Question

A ball of mass 50 g is dropped from a height of 20 m.A boy on the ground hits the ball vertically upwards with a bat with an average force of 200 N, so that it attains a vertical height of 45 m. The time for which the ball remains in contact with the bat is [Take $g=10m/{{s}^{2}}$ ]

A. 1/20 of a second
B. 1/40 of a second
C. 1/80 of a second
D.1/20 of a second

Answer 1

Hint: At first we need to find the velocity acquired by the ball when it is falling down, then we need to find the velocity acquired when the ball is hit by the bat. Then we need to calculate the change in velocity of the ball. With this value we can find the change in momentum of the ball.
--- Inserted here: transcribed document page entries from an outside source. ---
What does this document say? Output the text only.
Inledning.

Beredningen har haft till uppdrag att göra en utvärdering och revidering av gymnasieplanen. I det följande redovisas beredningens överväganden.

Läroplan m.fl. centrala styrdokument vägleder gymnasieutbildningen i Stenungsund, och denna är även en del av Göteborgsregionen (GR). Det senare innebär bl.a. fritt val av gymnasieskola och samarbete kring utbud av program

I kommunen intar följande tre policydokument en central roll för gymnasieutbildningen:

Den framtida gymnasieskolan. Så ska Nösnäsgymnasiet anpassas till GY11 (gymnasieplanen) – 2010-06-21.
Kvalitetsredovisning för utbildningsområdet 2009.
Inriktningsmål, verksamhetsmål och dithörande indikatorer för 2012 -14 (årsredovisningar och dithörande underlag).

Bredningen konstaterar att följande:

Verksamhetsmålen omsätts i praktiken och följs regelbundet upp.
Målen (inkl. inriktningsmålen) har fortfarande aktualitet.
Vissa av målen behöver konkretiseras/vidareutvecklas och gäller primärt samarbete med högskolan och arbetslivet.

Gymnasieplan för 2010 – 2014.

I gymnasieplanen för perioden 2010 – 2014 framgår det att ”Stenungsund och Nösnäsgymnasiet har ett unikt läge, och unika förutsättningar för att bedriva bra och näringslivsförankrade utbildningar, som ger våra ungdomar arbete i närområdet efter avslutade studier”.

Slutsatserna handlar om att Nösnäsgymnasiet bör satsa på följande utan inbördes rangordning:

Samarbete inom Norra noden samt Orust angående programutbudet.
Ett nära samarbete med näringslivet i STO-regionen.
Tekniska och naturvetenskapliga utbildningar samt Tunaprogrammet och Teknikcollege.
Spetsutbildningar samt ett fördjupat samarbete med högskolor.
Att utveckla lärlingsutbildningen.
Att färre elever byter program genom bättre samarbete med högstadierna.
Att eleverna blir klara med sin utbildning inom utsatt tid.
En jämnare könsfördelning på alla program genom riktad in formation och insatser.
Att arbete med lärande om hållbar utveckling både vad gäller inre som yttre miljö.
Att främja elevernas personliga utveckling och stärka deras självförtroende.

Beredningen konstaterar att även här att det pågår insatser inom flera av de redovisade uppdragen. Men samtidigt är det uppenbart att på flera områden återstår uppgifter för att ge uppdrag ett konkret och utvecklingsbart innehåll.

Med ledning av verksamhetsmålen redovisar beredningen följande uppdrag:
Now we know that momentum has a relation with time and force using this relation we need to find the time.

Formula Used:
${{V}^{2}}={{U}^{2}}+2gs$
$\vartriangle t=\dfrac{\vartriangle p}{f}$
$m{{V}_{2}}-m{{V}_{1}}=m\vartriangle v$
$\vartriangle v={{V}_{2}}-{{V}_{1}}$

Complete step by step answer:
We are given that a ball has a mass of 50g.
It is dropped from a height of 20m.
Now, a boy on the ground hits the ball at a force of 200N vertically upwards, in such a way that it reaches a height of 45m.
So, let us consider the velocity of the ball just before hitting as ${{V}_{1}}$
Now if we want to find the value of ${{V}_{1}}$, we need to apply equation of motion,
${{V}^{2}}={{U}^{2}}+2gs$,
Now, as the ball is dropped, U = 0 m/s.
And we know that S = 20 m.
So,
${{V}_{1}}^{2}=0+2\times 10\times 20$ (We are putting the values in the equation of motion),
Now on solving this we get,
${{V}_{1}}=-20m/s$, this is negative as the ball is falling downwards.
Now, the height attained by the ball after being hit is 45m.
So, let us considered that the ball is hit by the bat with a velocity ${{V}_{2}}$
Now,
Again applying values in the equation of motion,
${{V}^{2}}={{U}^{2}}+2gs$
${{U}^{2}}={{V}^{2}}-2gs$
$0={{V}_{2}}^{2}-2\times 45\times 10$, We have considered U as zero because when the ball is hit there a time comes when the ball has no velocity that is the ball is stationary for an infinitesimal small time before attaining a velocity again.
On solving the above equation we get,
${{V}_{2}}=30m/s$, Now it is travelling upwards so it is positive.
So now the change in velocity is,
$\vartriangle v={{V}_{2}}-{{V}_{1}}$
$\vartriangle v=30-(-20)=50m/s$.
Now the change in momentum is, $m{{V}_{2}}-m{{V}_{1}}=m\vartriangle v=\dfrac{50}{1000}\times 50=2.5kg\text{ }m/s$.
So we know that force (f)= change in momentum / change in time.
So,
Change in time = force / change in momentum.
$\vartriangle t=\dfrac{\vartriangle p}{f}$,
$\vartriangle t=\dfrac{2.5}{200}=\dfrac{1}{80}\sec $.
So we can say that option C is the correct option.

Note:
We are using ${{V}^{2}}={{U}^{2}}+2gs$, instead of ${{V}^{2}}={{U}^{2}}+2as$, as the acceleration due to gravity is only acting on the ball. Here in this equation ‘V’ is the final velocity and ‘U’ is the initial velocity and ‘S’ is the distance attained. Students must carefully solve the question as it contains many parts of solving one may cause error in any of the parts.